The use of the electrical anesthesia was developed after 4 years of research by the university's Medical Center under an Army grant. The Army was interested because quick recovery from anesthesia is advantageous when operating under combat conditions.  

Earth, Too, Has Hum

That the earth itself gives off a subsonic radio hum at 7.8 cycles per second has been discovered by scientists of the Lincoln Laboratory, Massachusetts Institute of Technology. The low-frequency waves, they say, are excited by lightning discharges in the area between the earth's surface and the ionosphere. This space forms a resonant cavity, with waves reflected from the ionosphere at one boundary and from the earth at the other.

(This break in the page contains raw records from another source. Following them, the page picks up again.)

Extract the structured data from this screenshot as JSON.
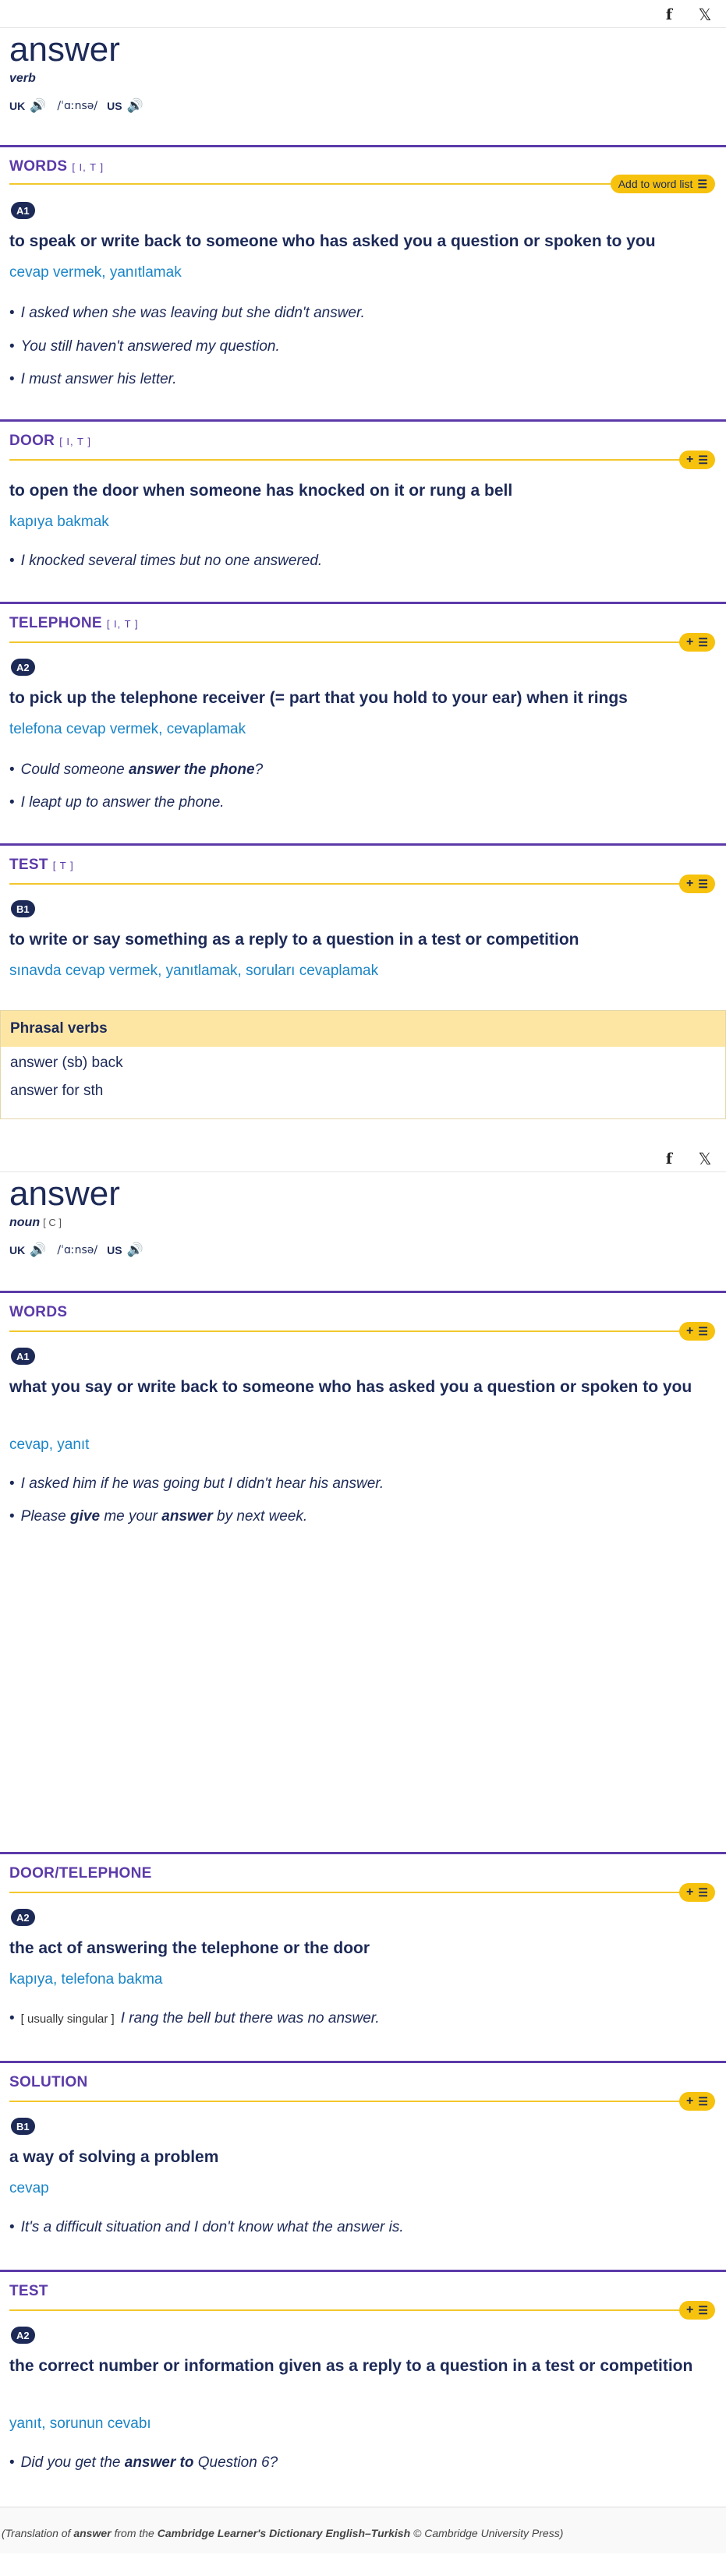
{
  "verb": {
    "headword": "answer",
    "pos": "verb",
    "uk_label": "UK",
    "ipa": "/ˈɑːnsə/",
    "us_label": "US",
    "speaker_icon": "speaker-icon",
    "senses": [
      {
        "title": "WORDS",
        "grammar": "[ I, T ]",
        "add_label": "Add to word list",
        "level": "A1",
        "definition": "to speak or write back to someone who has asked you a question or spoken to you",
        "translation": "cevap vermek, yanıtlamak",
        "examples": [
          "I asked when she was leaving but she didn't answer.",
          "You still haven't answered my question.",
          "I must answer his letter."
        ]
      },
      {
        "title": "DOOR",
        "grammar": "[ I, T ]",
        "definition": "to open the door when someone has knocked on it or rung a bell",
        "translation": "kapıya bakmak",
        "examples": [
          "I knocked several times but no one answered."
        ]
      },
      {
        "title": "TELEPHONE",
        "grammar": "[ I, T ]",
        "level": "A2",
        "definition": "to pick up the telephone receiver (= part that you hold to your ear) when it rings",
        "translation": "telefona cevap vermek, cevaplamak",
        "example1_pre": "Could someone ",
        "example1_bold": "answer the phone",
        "example1_post": "?",
        "example2": "I leapt up to answer the phone."
      },
      {
        "title": "TEST",
        "grammar": "[ T ]",
        "level": "B1",
        "definition": "to write or say something as a reply to a question in a test or competition",
        "translation": "sınavda cevap vermek, yanıtlamak, soruları cevaplamak"
      }
    ],
    "phrasal": {
      "title": "Phrasal verbs",
      "items": [
        "answer (sb) back",
        "answer for sth"
      ]
    }
  },
  "noun": {
    "headword": "answer",
    "pos": "noun",
    "grammar": "[ C ]",
    "uk_label": "UK",
    "ipa": "/ˈɑːnsə/",
    "us_label": "US",
    "senses": [
      {
        "title": "WORDS",
        "level": "A1",
        "definition": "what you say or write back to someone who has asked you a question or spoken to you",
        "translation": "cevap, yanıt",
        "example1": "I asked him if he was going but I didn't hear his answer.",
        "example2_a": "Please ",
        "example2_b": "give",
        "example2_c": " me your ",
        "example2_d": "answer",
        "example2_e": " by next week."
      },
      {
        "title": "DOOR/TELEPHONE",
        "level": "A2",
        "definition": "the act of answering the telephone or the door",
        "translation": "kapıya, telefona bakma",
        "example_grammar": "[ usually singular ]",
        "example": "I rang the bell but there was no answer."
      },
      {
        "title": "SOLUTION",
        "level": "B1",
        "definition": "a way of solving a problem",
        "translation": "cevap",
        "example": "It's a difficult situation and I don't know what the answer is."
      },
      {
        "title": "TEST",
        "level": "A2",
        "definition": "the correct number or information given as a reply to a question in a test or competition",
        "translation": "yanıt, sorunun cevabı",
        "example_a": "Did you get the ",
        "example_b": "answer to",
        "example_c": " Question 6?"
      }
    ]
  },
  "footer": {
    "pre": "(Translation of ",
    "word": "answer",
    "mid": " from the ",
    "source": "Cambridge Learner's Dictionary English–Turkish",
    "post": " © Cambridge University Press)"
  },
  "icons": {
    "facebook": "f",
    "x": "𝕏",
    "speaker": "🔊",
    "plus": "+",
    "list": "☰"
  },
  "colors": {
    "navy": "#1d2a57",
    "purple": "#5b3aa8",
    "yellow": "#f6c20d",
    "blue": "#1a85c7"
  }
}
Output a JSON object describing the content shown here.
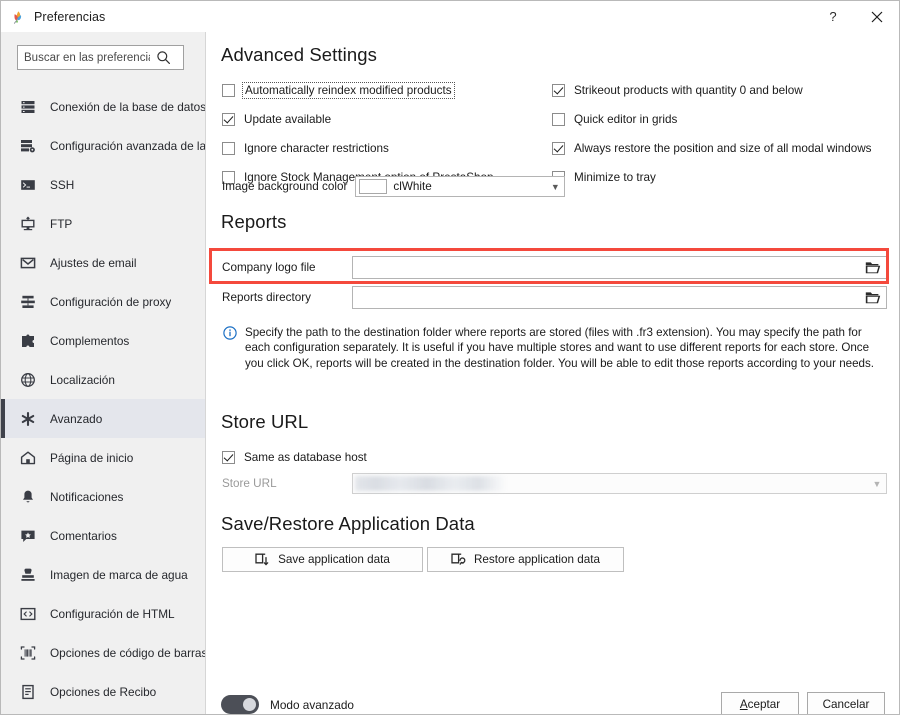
{
  "window": {
    "title": "Preferencias",
    "app_icon": "leaf-icon",
    "help_label": "?",
    "close_label": "✕"
  },
  "sidebar": {
    "search": {
      "placeholder": "Buscar en las preferencias",
      "value": "",
      "icon": "search-icon"
    },
    "items": [
      {
        "label": "Conexión de la base de datos",
        "icon": "database-icon",
        "key": "database-connection",
        "selected": false
      },
      {
        "label": "Configuración avanzada de la …",
        "icon": "database-settings-icon",
        "key": "advanced-database-settings",
        "selected": false
      },
      {
        "label": "SSH",
        "icon": "terminal-icon",
        "key": "ssh",
        "selected": false
      },
      {
        "label": "FTP",
        "icon": "ftp-icon",
        "key": "ftp",
        "selected": false
      },
      {
        "label": "Ajustes de email",
        "icon": "envelope-icon",
        "key": "email-settings",
        "selected": false
      },
      {
        "label": "Configuración de proxy",
        "icon": "proxy-icon",
        "key": "proxy-settings",
        "selected": false
      },
      {
        "label": "Complementos",
        "icon": "puzzle-icon",
        "key": "plugins",
        "selected": false
      },
      {
        "label": "Localización",
        "icon": "globe-icon",
        "key": "localization",
        "selected": false
      },
      {
        "label": "Avanzado",
        "icon": "asterisk-icon",
        "key": "advanced",
        "selected": true
      },
      {
        "label": "Página de inicio",
        "icon": "home-icon",
        "key": "home-page",
        "selected": false
      },
      {
        "label": "Notificaciones",
        "icon": "bell-icon",
        "key": "notifications",
        "selected": false
      },
      {
        "label": "Comentarios",
        "icon": "feedback-icon",
        "key": "comments",
        "selected": false
      },
      {
        "label": "Imagen de marca de agua",
        "icon": "stamp-icon",
        "key": "watermark-image",
        "selected": false
      },
      {
        "label": "Configuración de HTML",
        "icon": "code-icon",
        "key": "html-settings",
        "selected": false
      },
      {
        "label": "Opciones de código de barras",
        "icon": "barcode-icon",
        "key": "barcode-options",
        "selected": false
      },
      {
        "label": "Opciones de Recibo",
        "icon": "receipt-icon",
        "key": "receipt-options",
        "selected": false
      }
    ]
  },
  "advanced": {
    "heading": "Advanced Settings",
    "checkboxes_left": [
      {
        "label": "Automatically reindex modified products",
        "checked": false,
        "focused": true
      },
      {
        "label": "Update available",
        "checked": true,
        "focused": false
      },
      {
        "label": "Ignore character restrictions",
        "checked": false,
        "focused": false
      },
      {
        "label": "Ignore Stock Management option of PrestaShop",
        "checked": false,
        "focused": false
      }
    ],
    "checkboxes_right": [
      {
        "label": "Strikeout products with quantity 0 and below",
        "checked": true
      },
      {
        "label": "Quick editor in grids",
        "checked": false
      },
      {
        "label": "Always restore the position and size of all modal windows",
        "checked": true
      },
      {
        "label": "Minimize to tray",
        "checked": false
      }
    ],
    "image_bg": {
      "label": "Image background color",
      "value": "clWhite",
      "swatch": "#ffffff",
      "arrow_icon": "chevron-down-icon"
    }
  },
  "reports": {
    "heading": "Reports",
    "fields": [
      {
        "label": "Company logo file",
        "value": "",
        "browse_icon": "folder-open-icon",
        "highlighted": true
      },
      {
        "label": "Reports directory",
        "value": "",
        "browse_icon": "folder-open-icon",
        "highlighted": false
      }
    ],
    "info_icon": "info-icon",
    "info_text": "Specify the path to the destination folder where reports are stored (files with .fr3 extension). You may specify the path for each configuration separately. It is useful if you have multiple stores and want to use different reports for each store. Once you click OK, reports will be created in the destination folder. You will be able to edit those reports according to your needs."
  },
  "store_url": {
    "heading": "Store URL",
    "same_as_host": {
      "label": "Same as database host",
      "checked": true
    },
    "field": {
      "label": "Store URL",
      "value": "",
      "redacted": true,
      "disabled": true,
      "arrow_icon": "chevron-down-icon"
    }
  },
  "save_restore": {
    "heading": "Save/Restore Application Data",
    "save_label": "Save application data",
    "save_icon": "save-data-icon",
    "restore_label": "Restore application data",
    "restore_icon": "restore-data-icon"
  },
  "footer": {
    "advanced_mode_label": "Modo avanzado",
    "advanced_mode_on": true,
    "accept_label": "Aceptar",
    "accept_accel": "A",
    "cancel_label": "Cancelar"
  },
  "colors": {
    "highlight": "#f4493c",
    "sidebar_bg": "#f0f0f0",
    "selected_item_bg": "#e4e6ec",
    "selected_accent": "#3f424b",
    "info_blue": "#1b6fc4"
  }
}
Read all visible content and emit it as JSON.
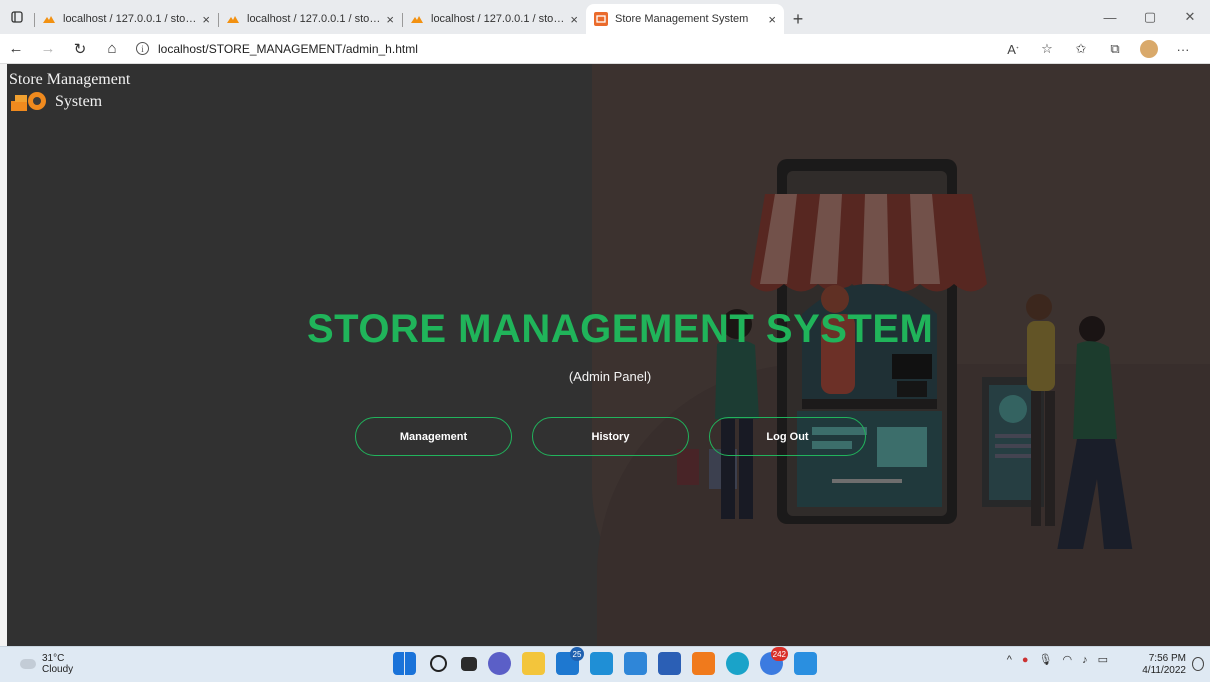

Electronic Refrigerator Announced by Hitachi - RF CafeElectronic Refrigerator Announced by Hitachi

The Consumer Goods Div. of Hitachi Ltd., Tokyo, has released specifications on an electronic refrigerator, including a freezer compartment. The capacity of the refrigerator is approximately 3-1/3 cubic feet and the outside dimensions 20 x 46 x 23 inches. It uses 36 thermo-elements. The power consumption is given as 30 volts, 10 amps for the cooling space and 20 volts, 10 amps for the freezer. Box temperature is 40 °F, freezer temperature 9 °F at an ambient temperature of 86 °F.

Television Classroom Takes to the Air

A flying TV school 23,000 feet above Indiana was ready to start telecasting instruction over Indiana and portions of Michigan, Illinois, Ohio, Wisconsin and Kentucky early in the year, Westinghouse Electric reports.

The Stratovision system was tested by Westinghouse some years ago. Two planes are allotted to the work, one being on the air at a time. Transmission is on uhf channels 72 and 76. Each plane is equipped with two 1-kw transmitters. The signal is a special narrow-band type-3 mc wide, and will be transmitted from video tapes.

WWV Sets Its Clock Back

The time signals from WWV, Washington, D. C., and from WWVH in Hawaii were retarded by 5 milliseconds early in January. The adjustment brought the signals of the U.S. stations into closer agreement with the standard-frequency broadcast stations of other countries throughout the world. At the same time, the two stations resumed broadcasting a special timing code that gives the day, hour, minute and second for 1-minute intervals ten times per hour.